Yes. Pass the Goodreads book URL in targets and use standard or deep.

Will I get review dataset items?

Yes. Review records are written as separate dataset items with recordType: "review" when public review content is available on the book page.

Does the Actor open direct Goodreads review pages?

Not as the primary review strategy. Goodreads often login-gates direct review/show/... pages for signed-out access. The Actor focuses on public review data visible from public book pages.

How do I get more reviews?

Use deep and increase advanced limits only if you need them.

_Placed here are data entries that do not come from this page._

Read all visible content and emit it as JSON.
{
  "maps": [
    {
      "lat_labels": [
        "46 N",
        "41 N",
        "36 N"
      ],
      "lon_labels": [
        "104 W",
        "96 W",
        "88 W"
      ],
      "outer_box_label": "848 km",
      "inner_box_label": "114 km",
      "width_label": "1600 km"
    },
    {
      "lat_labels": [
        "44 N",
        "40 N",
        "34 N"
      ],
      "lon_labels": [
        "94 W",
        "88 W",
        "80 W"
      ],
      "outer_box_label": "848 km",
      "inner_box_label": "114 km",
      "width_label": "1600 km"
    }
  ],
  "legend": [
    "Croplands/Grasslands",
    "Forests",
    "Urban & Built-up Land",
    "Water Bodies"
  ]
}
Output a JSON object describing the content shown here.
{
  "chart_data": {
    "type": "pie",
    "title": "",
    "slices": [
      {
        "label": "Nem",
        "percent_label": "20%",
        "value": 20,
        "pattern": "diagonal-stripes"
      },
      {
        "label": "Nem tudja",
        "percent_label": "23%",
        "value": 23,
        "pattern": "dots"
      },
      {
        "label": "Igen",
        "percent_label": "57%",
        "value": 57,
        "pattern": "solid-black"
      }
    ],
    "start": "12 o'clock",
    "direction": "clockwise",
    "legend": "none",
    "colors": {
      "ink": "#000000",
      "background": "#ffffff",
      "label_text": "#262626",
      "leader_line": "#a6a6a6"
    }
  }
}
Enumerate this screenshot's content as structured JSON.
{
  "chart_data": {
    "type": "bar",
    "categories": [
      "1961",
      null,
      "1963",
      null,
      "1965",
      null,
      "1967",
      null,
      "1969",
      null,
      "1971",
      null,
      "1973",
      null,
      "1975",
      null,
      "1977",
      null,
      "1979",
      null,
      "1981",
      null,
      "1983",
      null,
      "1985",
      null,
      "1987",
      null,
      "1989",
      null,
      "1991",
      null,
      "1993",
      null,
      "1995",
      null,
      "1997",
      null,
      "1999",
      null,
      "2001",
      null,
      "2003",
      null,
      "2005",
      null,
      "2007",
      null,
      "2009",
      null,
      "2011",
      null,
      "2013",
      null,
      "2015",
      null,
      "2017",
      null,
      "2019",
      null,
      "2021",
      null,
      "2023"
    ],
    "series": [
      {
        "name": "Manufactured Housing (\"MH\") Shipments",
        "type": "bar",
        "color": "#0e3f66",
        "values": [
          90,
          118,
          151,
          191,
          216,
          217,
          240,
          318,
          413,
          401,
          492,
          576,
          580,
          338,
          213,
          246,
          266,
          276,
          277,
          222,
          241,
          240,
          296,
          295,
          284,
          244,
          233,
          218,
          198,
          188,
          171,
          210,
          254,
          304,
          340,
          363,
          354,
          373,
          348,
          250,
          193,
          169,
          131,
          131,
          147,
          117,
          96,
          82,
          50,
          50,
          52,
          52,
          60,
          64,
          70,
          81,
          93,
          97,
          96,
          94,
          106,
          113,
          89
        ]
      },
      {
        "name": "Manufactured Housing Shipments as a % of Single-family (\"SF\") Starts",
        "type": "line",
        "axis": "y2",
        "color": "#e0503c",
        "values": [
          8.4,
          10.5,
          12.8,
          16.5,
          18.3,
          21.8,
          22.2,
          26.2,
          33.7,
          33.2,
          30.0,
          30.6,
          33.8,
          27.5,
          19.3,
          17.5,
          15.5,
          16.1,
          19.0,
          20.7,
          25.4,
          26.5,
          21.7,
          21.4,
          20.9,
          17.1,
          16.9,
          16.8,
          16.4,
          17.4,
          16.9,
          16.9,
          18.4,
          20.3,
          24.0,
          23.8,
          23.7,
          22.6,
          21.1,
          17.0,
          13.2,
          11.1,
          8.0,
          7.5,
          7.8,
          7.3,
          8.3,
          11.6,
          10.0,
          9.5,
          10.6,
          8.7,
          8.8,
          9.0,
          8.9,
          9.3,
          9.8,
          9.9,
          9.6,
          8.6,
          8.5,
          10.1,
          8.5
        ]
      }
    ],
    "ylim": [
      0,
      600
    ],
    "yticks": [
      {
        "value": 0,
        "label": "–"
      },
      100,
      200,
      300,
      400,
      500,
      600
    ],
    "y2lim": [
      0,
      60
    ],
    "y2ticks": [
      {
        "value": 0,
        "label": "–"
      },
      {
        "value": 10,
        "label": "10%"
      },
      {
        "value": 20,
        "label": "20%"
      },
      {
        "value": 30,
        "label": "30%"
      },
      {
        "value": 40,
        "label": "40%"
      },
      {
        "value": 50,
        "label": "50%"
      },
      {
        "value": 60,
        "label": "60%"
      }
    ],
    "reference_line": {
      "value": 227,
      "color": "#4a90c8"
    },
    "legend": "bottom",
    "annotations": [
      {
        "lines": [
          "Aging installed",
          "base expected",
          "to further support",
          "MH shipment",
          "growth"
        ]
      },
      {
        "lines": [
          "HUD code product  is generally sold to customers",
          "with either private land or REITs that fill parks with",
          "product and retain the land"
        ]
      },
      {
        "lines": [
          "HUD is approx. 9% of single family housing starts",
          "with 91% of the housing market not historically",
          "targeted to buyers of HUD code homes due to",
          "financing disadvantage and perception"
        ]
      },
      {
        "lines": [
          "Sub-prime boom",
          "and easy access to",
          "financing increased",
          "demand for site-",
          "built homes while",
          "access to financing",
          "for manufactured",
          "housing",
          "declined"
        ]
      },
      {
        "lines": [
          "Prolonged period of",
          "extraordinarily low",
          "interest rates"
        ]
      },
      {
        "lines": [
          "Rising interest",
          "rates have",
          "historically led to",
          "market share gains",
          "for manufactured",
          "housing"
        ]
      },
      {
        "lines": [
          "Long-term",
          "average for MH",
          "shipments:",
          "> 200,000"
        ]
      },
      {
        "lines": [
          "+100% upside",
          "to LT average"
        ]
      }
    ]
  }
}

For most users, standard is the best balance between output richness and speed.

Advanced Input Support

The published Apify input UI is intentionally simple, but the Actor still supports advanced raw JSON input for power users.

Advanced fields include:

  • searchMode
  • maxReviewsPerBook
  • startUrls
  • searchQueries
  • searchEntityTypes
  • entityTypes
  • expand
  • detailLevel
  • outputMode
  • limits
  • crawlMode
  • requestDelayMinMs
  • requestDelayMaxMs
  • saveHtml
  • saveScreenshots
  • includeRawBlocks
  • debug

If you do not need fine-grained control, use the simple targets + depth + searchMode + proxyConfiguration mode.

Limitations

  • This Actor scrapes public Goodreads pages only
  • It does not use the Goodreads API
  • It does not log in
  • It does not access private Goodreads user data
  • Goodreads layout changes can affect selectors over time
  • Search quality depends on Goodreads' own ranking and matching
  • Direct review/show/... pages are often restricted for signed-out scraping

Troubleshooting

If a run returns fewer results than expected:

  1. Try a direct Goodreads URL in targets to confirm the Actor can reach the exact page you want
  2. Keep Apify Proxy enabled in production
  3. Switch from shallow to standard if you need reviews
  4. Switch from standard to deep if you need broader follow-up
  5. Check the OUTPUT and FAILED_REQUESTS records in the default key-value store

If Goodreads changes its layout:

  1. Enable debug
  2. Optionally enable saveHtml
  3. Optionally enable saveScreenshots
  4. Review DEBUG_LOG and the saved artifacts

SEO And Discovery Notes

This README intentionally includes the terms users actually search for on Apify and search engines:

  • Goodreads scraper
  • Goodreads reviews scraper
  • Goodreads book scraper
  • Goodreads author scraper
  • Goodreads data scraper
  • Goodreads API alternative
  • scrape Goodreads reviews
  • scrape Goodreads books and authors

These keywords are used naturally in the title, introduction, headings, examples, and FAQ so the Actor is easier to discover without turning the page into keyword spam.

Local Development

Install dependencies:

$npm install

Build:

$npm run build

Run locally:

$npm run dev

Type-check:

$npm run check

Main project files:

.actor/
actor.json
input_schema.json
src/
extractors/
output/
search/
utils/
config.ts
main.ts
router.ts
state.ts
Dockerfile
apify.json
package.json
README.md

Apify Deployment

This repository is ready for Apify deployment.

Included files:

  • package.json
  • Dockerfile
  • .actor/actor.json
  • .actor/input_schema.json
  • apify.json

Deploy with the Apify CLI:

$apify push

Or import the Git repository into Apify Console and build there.

Good Defaults

For most users:

  • Use Goodreads URLs whenever you already know the exact page you want
  • Use standard as the default depth
  • Use deep only when you want the richest output and broader follow-up
  • Keep Apify Proxy enabled in production

If you want a no-code Goodreads scraper for books, authors, search results, and public book reviews, this Actor is the simplest way to get structured Goodreads data on Apify.